According to Croatian sources, the HV lost seven or eight troops killed in the battle. Serb sources cite 40 killed RSK troops, in the battle or its immediate aftermath, while the HV took seventeen prisoners. The prisoners were taken to the Kuline barracks in Šibenik. On 23 June, a total of 29 RSK soldiers killed at the Miljevci Plateau on the first day of the battle were thrown into the Bačića Pit, contrary to orders given by Brigadier Ivan Bačić, commanding officer of the 113th Infantry Brigade. Bačić ordered burial of the killed RSK troops at a local Serbian Orthodox cemetery. The bodies of the dead soldiers were later exhumed from a karst pit through the mediation of UN peacekeepers. The same day, one prisoner, Miroslav Subotić, was shot in Nos Kalik by HV personnel. He was one of a group of prisoners tasked with clearance of the area after the fighting. According to Croatian sources, the HV also destroyed ten tanks and armoured personnel carriers, and captured six howitzers and a considerable stockpile of other weapons and ammunition in the battle. The offensive brought seven villages and 108 km2 to HV control.

During their meeting with Nambiar, Ramljak and Tus claimed that the offensive was neither planned nor ordered by authorities in Zagreb. They stated that the advance was made in response to a series of provocations made by the RSK armed forces. Bačić claimed that while no specific order to attack was received, Tus did instruct him to respond aggressively and capture as much territory as possible in cases of grave breaches of ceasefire by the RSK forces. Nevertheless, Bačić was reprimanded by the President of Croatia Franjo Tuđman because of the offensive. In the RSK, Torbica was forced to resign his post and was replaced by Major General Mile Novaković.
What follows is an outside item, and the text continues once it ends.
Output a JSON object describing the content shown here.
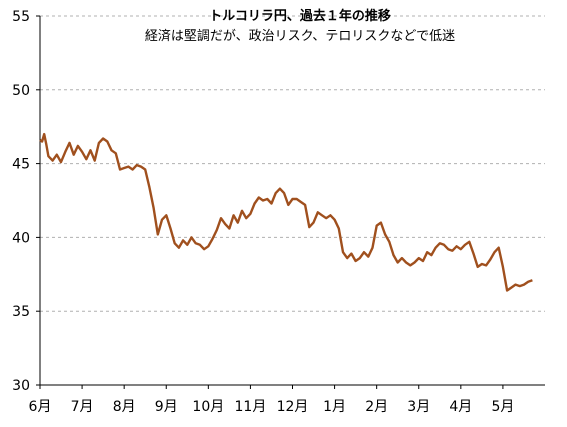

UNPROFOR and the European Community Monitor Mission (ECMM) requested the HV to withdraw to positions held before the offensive, but the HV declined the request. However, Croatia agreed that UNPROFOR and ECMM monitors would continue to be present in the pink zones when Croatia assumed control over them. The move was planned as a way to reassure the Serb population that the pink zones could provide them safety. In the aftermath of the offensive, the United Nations Security Council (UNSC) adopted the UNSC Resolution 762, urging cessation of hostilities in or near the UNPAs, and urging the HV to pull back to positions held before 21 June. The 113th Brigade of the HV remained at the plateau regardless. The resolution authorised the UNPROFOR to perform monitoring of the pink zones. It also recommended establishment of a joint commission chaired by an UNPROFOR representative, and including representatives of the Government of Croatia, local authorities and the ECMM to oversee restoration of Croatian control in the pink zones.

The prisoners taken by the HV were released in August, and they informed the UNPROFOR about the bodies in the Bačića Pit and the death of Subotić. The bodies were retrieved by Croatian authorities in the presence of UNPROFOR and other international organisations. Two Croatian military police members were charged with Subotić's murder in 2011. As of 2013 the trial is ongoing.

In 2012, twenty years after the battle, President Ivo Josipović presented the Charter of the Republic of Croatia to the commanders and units involved in the battle, commending their military achievements. That was the first such move in twenty years, and a reversal of the official stance towards the offensive which had originally declared it as an unauthorised deployment of the HV.